"Buena gente", de Mariano Ortiz

23.05.2019

Corría el año 1981. Sentado en la banqueta del barracón, mataba el tiempo leyendo una de esas novelas de bolsillo de western; otro día más igual que todos los de ese año 1981, pensó. El campamento estaba en Castellón de la Plana y no terminaba de entender cómo era posible que hacer estuviese allí en aquellos días con las fiestas de la Magdalena. La vida es un contrasentido al que no encontraba explicación ni en las páginas de buenos y malos, pistolas y bandoleros, putas con puntillas y caballos aplastando el polvo de las calles.

Estaba ensimismado con el texto de aquel pequeño libro y casi no sintió cómo le llamaban a lo lejos por su nombre. El cabo furriel quería anunciarle que tenía un permiso de cinco días. El corazón le dio un vuelco; pensó mil cosas en un segundo, en su familia en Málaga, a los que no veía desde hacía tres meses, el mismo tiempo que tampoco veía a la chica con la que empezaba a salir y que estaba trabajando en un hotel de Malgrat de Mar.

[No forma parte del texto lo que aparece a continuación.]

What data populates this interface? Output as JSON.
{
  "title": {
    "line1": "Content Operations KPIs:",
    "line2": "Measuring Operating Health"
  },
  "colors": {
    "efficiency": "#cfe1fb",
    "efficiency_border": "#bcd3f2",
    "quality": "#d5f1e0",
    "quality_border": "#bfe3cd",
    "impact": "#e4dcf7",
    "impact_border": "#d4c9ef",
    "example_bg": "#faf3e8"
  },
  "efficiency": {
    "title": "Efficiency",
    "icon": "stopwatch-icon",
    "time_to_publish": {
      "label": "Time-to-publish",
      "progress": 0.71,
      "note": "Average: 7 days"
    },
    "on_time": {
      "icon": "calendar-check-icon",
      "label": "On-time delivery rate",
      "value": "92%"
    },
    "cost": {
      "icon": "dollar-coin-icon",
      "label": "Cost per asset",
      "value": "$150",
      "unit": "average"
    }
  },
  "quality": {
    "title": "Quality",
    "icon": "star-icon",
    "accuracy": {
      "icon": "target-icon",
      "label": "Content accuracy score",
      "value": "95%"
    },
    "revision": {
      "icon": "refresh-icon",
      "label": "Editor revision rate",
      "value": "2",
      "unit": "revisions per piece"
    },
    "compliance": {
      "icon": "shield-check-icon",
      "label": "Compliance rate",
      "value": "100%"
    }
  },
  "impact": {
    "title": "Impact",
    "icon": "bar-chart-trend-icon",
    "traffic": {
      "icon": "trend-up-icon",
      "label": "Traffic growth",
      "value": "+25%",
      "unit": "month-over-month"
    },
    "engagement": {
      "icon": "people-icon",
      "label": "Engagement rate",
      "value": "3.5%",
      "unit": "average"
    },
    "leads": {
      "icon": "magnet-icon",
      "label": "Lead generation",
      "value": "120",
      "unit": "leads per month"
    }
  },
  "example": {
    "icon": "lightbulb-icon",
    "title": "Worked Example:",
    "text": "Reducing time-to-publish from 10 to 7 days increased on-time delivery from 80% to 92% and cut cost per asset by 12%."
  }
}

No lo dudó. Hizo el petate y puso rumbo a Barcelona todo ilusionado, sin pensar lo que se podía encontrar a esas horas al llegar a la estación de Sants.

Era el único viajero en el compartimiento del tren. Volaba ilusionado con la planificación de aquellos días para apurar el tiempo; sintió abrirse la puerta y entraron dos chicos y una chica riendo y hablando en catalán. No le saludaron y se sintió mal, no estaba acostumbrado a estar en un lugar pequeño con gente que ni saludaba. Es de un pequeño pueblo de Málaga y allí todos se saludan siempre; se sintió muy pequeño y vulnerable. Casi no salió del pueblo y de repente se aventuraba a ir hasta una ciudad que no conocía y sin saber muy bien cómo iba a llegar.

Poco después comenzaron a hablarle. Cuando les dijo que no les entendía se disculparon y enseguida entablaron conversación y les contó sobre mi viaje para ver a aquella muchacha. Pensó que parecía un ingenuo pero, pensó, aquellas eran buenas personas...

Sus nuevos amigos estaban preocupados por él. Eran las doce de la noche y ya no habría ni autobuses ni trenes. Estaba decidido a dormir en la estación, pero le dijeron que eso era una temeridad, que aquello no era su pueblo. Le propusieron que bajase con ellos en la estación del Norte y que desde allí fuese con la muchacha hasta San Andrés Condal. Ella había quedado allí con otro amigo en un bar con el rótulo rojo, y su amigo llevaba un 127 rojo.

San Andrés estaba cerca, la chica y el viajero caminaban y buscaban el bar con rótulo rojo. Dieron unas cuantas vueltas, pero no aparecía ningún rótulo rojo y los coches no eran 127 ni rojos. Después de una hora, decidieron ir a la Comisaría a preguntar por el bar. Nadie les pudo ayudar.

Lo peor es que apenas tenían dinero. La muchacha habló con un taxista y, no se sabe cómo, consiguió que les llevara hasta el siguiente pueblo. Al llegar, el taxista paró a un coche que pasaba, le contó de su aprieto y se ofrecieron a llevarlos con ellos hasta otro pueblo al que iban. Eran las dos de la madrugada y volvían a estar sin transporte, casi sin dinero y a 15 Km de su destino, ella con una maleta y él con un petate.

Decidieron seguir andando por la carretera y en esa hora de marcha les dio tiempo para contarse muchas cosas. Paró otro coche y, para su alegría, iba hasta San Celoni.

El soldado seguía pensando en dormir en cualquier sitio, en un portal o un banco, pero ella se negó. Tenía una habitación alquilada en el "Hostal Suizo" y le sobraba una cama. Luego podría seguir su viaje.

Mientras que desayunaban churros en la estación "se miraron con los ojos del corazón". Se dieron un abrazo "apretao" como los de su pueblo y se despidió de ella sintiendo que en aquel viaje había encontrado a mucha buena gente.